Other than proposed by the COSMIN guidelines, we did not rate the sample size item in the quality assessment but accounted for it at the best evidence synthesis. As in neuropediatric studies sample sizes usually are rather small, by choosing this approach we could augment the available evidence by more than 60%.
For some measurement tools, the psychometric properties of different versions or subscales have been investigated separately. In these cases, a best evidence synthesis was not applicable.
Conclusion
On the one hand, due to the lack of articles about psychometric properties in the population of interest, poor-quality studies, and small sample sizes, we cannot give substantial recommendations about which upper limb measurement tools should be used. On the other hand, no tool was found to have distinct negative evidence for reliability, measurement error, or responsiveness. Thus, we cannot conclude that the existing measurement tools are unsound. Furthermore, we only evaluated reliability, measurement error, and responsiveness, whereas information about validity, clinical utility, practicability, and costs are needed as well for thorough evaluation. The most promising assessments with respect to reliability are the Melbourne at the ICF Body Function level (with items at Capacity level) and the PMAL “how well” scale at the Performance level. The MACS appears to be the most reliable upper limb classification system (ICF Performance level).
Summing up, before investing in randomized controlled trials, researchers in the pediatric field dealing with upper extremities should work on high-quality psychometric studies. To date, trials on upper limb rehabilitation in children and adolescents risk being biased by insensitive measurement tools lacking reliability.
Footnotes
Appendix A
Appendix B
Levels of Evidence for the Overall Quality of the Measurement Properties.
| Level | Rating a | Criteria |
|---|---|---|
| Strong | +++ or −−− | Consistent findings in multiple studies of good methodological quality OR in one study of excellent methodological quality |
| Moderate | ++ or −− | Consistent findings in multiple studies of fair methodological quality OR in one study of good methodological quality |
| Limited | + or − | One study of fair methodological quality |
| Conflicting | ± | Conflicting findings |
| Unknown | ? | Only studies of poor methodological quality |
+ = Positive results; − = Negative results.

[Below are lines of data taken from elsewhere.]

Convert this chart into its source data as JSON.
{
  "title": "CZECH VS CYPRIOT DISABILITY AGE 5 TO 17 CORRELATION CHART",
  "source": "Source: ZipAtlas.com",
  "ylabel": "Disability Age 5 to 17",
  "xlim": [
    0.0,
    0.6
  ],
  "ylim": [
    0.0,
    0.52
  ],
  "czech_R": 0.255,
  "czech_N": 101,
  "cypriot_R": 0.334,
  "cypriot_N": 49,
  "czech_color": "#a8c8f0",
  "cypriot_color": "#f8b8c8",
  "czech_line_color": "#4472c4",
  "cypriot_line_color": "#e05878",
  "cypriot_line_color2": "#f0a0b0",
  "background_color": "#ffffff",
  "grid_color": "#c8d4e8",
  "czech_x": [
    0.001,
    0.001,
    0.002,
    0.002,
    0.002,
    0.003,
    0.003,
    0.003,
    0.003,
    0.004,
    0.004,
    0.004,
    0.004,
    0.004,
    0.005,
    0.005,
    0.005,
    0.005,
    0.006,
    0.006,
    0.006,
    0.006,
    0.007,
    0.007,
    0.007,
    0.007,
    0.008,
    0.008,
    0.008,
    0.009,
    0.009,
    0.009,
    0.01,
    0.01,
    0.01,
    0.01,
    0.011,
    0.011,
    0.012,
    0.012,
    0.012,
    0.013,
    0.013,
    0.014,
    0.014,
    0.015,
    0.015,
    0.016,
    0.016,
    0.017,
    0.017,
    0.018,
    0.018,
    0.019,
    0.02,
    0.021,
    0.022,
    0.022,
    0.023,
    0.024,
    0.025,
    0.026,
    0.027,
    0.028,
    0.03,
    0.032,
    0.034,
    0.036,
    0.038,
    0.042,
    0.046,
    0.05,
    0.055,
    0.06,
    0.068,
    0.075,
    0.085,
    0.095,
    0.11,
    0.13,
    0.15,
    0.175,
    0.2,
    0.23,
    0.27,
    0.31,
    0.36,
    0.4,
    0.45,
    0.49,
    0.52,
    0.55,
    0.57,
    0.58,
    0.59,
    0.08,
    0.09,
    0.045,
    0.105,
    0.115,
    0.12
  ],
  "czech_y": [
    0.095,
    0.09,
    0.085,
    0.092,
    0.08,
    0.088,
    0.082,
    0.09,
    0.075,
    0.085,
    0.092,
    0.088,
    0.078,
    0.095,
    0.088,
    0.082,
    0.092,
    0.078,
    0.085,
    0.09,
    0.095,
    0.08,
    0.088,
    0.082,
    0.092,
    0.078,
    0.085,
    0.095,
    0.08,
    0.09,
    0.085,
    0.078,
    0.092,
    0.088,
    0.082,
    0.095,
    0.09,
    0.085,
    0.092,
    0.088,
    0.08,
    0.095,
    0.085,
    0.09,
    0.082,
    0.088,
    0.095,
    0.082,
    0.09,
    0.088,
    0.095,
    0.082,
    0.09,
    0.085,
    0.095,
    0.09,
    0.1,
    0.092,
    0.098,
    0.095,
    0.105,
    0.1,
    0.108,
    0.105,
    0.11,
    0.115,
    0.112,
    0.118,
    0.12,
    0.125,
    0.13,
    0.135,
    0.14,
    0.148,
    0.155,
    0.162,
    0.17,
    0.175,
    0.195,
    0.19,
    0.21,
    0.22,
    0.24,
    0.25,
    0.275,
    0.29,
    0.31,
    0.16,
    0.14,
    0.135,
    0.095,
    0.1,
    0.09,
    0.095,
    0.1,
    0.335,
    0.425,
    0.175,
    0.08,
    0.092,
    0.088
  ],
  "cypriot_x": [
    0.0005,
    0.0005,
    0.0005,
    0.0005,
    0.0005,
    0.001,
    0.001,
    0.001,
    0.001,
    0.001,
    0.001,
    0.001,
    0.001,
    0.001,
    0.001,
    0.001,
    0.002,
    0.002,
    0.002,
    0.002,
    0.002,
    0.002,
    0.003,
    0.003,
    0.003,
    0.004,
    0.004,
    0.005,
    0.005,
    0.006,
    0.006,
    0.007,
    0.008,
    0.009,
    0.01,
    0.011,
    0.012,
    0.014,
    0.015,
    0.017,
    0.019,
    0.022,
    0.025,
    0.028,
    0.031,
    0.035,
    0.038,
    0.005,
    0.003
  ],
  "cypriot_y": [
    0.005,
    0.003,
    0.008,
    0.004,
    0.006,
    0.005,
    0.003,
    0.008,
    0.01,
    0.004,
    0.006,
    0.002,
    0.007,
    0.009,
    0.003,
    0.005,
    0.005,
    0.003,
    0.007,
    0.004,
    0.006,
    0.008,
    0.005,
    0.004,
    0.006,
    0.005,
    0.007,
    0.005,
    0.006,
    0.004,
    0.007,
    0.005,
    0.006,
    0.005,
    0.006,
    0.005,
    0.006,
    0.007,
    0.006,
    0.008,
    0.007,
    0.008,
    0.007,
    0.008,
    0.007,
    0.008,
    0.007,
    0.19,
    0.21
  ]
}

Adapted from Van Tulder et al. 16
Declaration of Conflicting Interests
The author(s) declared no potential conflicts of interest with respect to the research, authorship, and/or publication of this article.
Funding
The author(s) disclosed receipt of the following financial support for the research, authorship, and/or publication of this article: This work was supported by the Clinical Research Priority Program (CRPP) Neuro-Rehabilitation of the University of Zurich (Switzerland); the Fondation Gaydoul (Zurich, Switzerland); the Swiss National Science Foundation (Grant 32003B_156646); and the Mäxi-Foundation (Zurich, Switzerland).